Dagegen erhob A mit Eingabe vom 19. Februar 2024 Beschwerde beim Bundesgericht. Mit Verfügung vom 14. März 2024 wies das Bundesgericht den Antrag auf Erteilung der aufschiebenden Wirkung ab. Mit Entscheid vom 2. April 2024 wies das Bundesgericht die Beschwerde von A ab, soweit es darauf eintrat.
Keine Beschränkung der Beschwerdegründe auf die Zuständigkeit des Konkursgerichts
Zunächst bestätigte das Bundesgericht die Meinung der Vorinstanz, wonach das Bundesgericht in BGE 149 III 186 die Frage der Beschwerdelegitimation eines Gläubigers gegen einen Entscheid nach Art. 191 SchKG offengelassen hat. In BGE 149 III 186 hat das Bundesgericht nicht die Beschwerdegründe auf die Frage der Zuständigkeit beschränken wollen (E. 3).
Auslegung von Art. 191 SchKG
Sodann legte das Bundesgericht Art. 191 SchKG im Lichte der Revision des Sanierungsrechts aus, die am 1. Januar 2014 in Kraft getreten ist. Mit Art. 295c Abs. 1 SchKG und Art. 334 Abs. 4 SchKG wurden die Rechte der Gläubiger verstärkt, indem der Gesetzgeber die (unbeschränkte) Beschwerdelegitimation eines Gläubigers gegen den Entscheid des Nachlassgerichts ausdrücklich vorgesehen hat (E. 4.1 und E. 4.2).

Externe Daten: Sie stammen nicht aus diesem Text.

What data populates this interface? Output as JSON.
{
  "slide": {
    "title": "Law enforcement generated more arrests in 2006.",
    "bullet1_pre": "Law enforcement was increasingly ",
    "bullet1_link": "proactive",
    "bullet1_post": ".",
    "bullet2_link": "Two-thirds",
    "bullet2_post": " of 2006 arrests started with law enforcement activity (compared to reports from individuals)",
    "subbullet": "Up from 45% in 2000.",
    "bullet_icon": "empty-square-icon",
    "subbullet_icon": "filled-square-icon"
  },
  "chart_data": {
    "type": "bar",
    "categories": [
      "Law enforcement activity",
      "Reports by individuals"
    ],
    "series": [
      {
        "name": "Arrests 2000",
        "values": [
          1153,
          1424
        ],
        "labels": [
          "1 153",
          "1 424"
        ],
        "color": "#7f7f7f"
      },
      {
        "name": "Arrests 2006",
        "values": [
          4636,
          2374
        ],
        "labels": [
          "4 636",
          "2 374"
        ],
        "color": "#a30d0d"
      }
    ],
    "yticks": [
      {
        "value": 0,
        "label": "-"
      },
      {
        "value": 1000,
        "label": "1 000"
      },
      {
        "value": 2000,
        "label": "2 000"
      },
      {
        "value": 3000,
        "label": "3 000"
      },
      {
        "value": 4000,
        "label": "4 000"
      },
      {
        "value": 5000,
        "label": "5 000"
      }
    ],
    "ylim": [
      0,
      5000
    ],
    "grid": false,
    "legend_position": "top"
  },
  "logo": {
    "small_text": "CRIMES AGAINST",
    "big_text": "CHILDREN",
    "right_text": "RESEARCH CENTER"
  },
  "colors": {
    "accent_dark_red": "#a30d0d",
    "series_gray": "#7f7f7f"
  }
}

Gemäss Art. 191 Abs. 2 SchKG eröffnet das Konkursgericht den Konkurs über den Schuldner, wenn keine Aussicht auf eine Schuldenbereinigung nach den Artikeln 333 ff. besteht. Damit unterliegt der Konkursantrag nach Art. 191 SchKG dem Rechtsmissbrauchsverbot (E. 4.3):
„Le juge peut ainsi refuser l’ouverture de la faillite s’il existe une perspective d’assainissement et que, de manière abusive, le débiteur ne forme aucune requête en règlement amiable des dettes (…). De manière générale, la déclaration d’insolvabilité est soumise à la réserve de l’abus de droit (…); l’art. 191 al. 2 LP n’en fait que concrétiser le principe (…).“
Mit dem neuen Sanierungsrecht und der Änderung der Beschwerdelegitimation der Gläubiger i.Z.m. Art. 333 ff. SchKG ist die Einschränkung der Beschwerdelegitimation der Gläubiger gegen einen Konkurseröffnungsentscheid nach Art. 191 SchKG nicht mehr gerechtfertigt. Damit können sich die Gläubiger sowohl gegen die Zuständigkeit des Konkursgerichts als auch gegen die Rechtsmissbräuchlichkeit der Konkurseröffnung mittels Beschwerde wehren, da sie in diesen Konstellationen über ein schützwürdiges Interesse verfügen (E. 4.3).